The Nodes Influence Maximization in Open Source Software Community Based on Probability Propagation Model

Abstract

With the continuous development of Internet technology, open source software is more and more popular. Users and their interactions in a specific network plat constitute an open source software community, which can be represented by a complex network. It is of great significance to effectively and quickly identify the most influential users in the community, such as better guiding the management and development of the community, accelerating the information dissemination and personalized recommendation. Traditional methods of measuring node influence only consider some topology characteristics of the network, so the results are one-sided. Because there are different interactive behaviors among users in the community, it is necessary to mine more interaction information, so as to give a more comprehensive measure of node influence.
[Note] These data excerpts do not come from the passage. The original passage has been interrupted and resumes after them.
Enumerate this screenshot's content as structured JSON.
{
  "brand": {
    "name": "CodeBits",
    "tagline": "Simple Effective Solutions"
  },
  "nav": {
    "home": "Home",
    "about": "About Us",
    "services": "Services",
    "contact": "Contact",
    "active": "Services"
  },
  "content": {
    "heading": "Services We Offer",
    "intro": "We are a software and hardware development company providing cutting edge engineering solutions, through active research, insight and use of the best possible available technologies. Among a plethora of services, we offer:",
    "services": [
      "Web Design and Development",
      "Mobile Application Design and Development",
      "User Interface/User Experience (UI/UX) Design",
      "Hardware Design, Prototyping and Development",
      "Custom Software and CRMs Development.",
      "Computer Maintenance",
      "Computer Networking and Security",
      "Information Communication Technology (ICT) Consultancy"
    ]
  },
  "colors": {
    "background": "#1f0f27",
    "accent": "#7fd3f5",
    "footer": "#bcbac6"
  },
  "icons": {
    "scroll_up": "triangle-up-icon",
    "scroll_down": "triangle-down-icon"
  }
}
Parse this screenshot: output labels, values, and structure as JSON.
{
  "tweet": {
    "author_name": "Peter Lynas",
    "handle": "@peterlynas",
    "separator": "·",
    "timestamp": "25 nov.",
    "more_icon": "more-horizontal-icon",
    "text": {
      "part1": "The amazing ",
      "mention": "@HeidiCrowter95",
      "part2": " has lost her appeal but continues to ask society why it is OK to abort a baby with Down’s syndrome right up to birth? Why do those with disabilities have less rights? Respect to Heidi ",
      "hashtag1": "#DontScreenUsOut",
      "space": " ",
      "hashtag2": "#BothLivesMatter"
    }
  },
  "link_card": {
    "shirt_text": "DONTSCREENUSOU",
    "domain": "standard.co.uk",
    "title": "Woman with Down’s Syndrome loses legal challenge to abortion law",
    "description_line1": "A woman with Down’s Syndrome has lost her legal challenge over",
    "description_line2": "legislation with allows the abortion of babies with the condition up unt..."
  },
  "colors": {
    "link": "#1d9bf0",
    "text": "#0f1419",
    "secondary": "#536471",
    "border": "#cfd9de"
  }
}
In view of this, this paper proposes a method to maximize the node influence of open source software community based on a probability propagation model. Firstly, according to the relationship of users and their interactive records on projects, this paper quantifies the feedback of users on the project from three aspects (i.e., approve, save and modify) and establishes a new probability propagation model between users. Secondly, this paper proposes an algorithm(SIUF) to evaluate users' influence in the open source software community based on the probability propagation model. The algorithm fully considers the interaction behavior of users in the community. In the first stage, the user's own activity is taken as the initial ranking. In the second stage, the influence of neighbor nodes is taken into account, and the SIUF value of nodes is accumulated while the rich club effect is weakened. Finally, the proposed theory and method are applied to GitHub, a typical open source software community, and the correctness and effectiveness of this method are verified from influence spread and speed.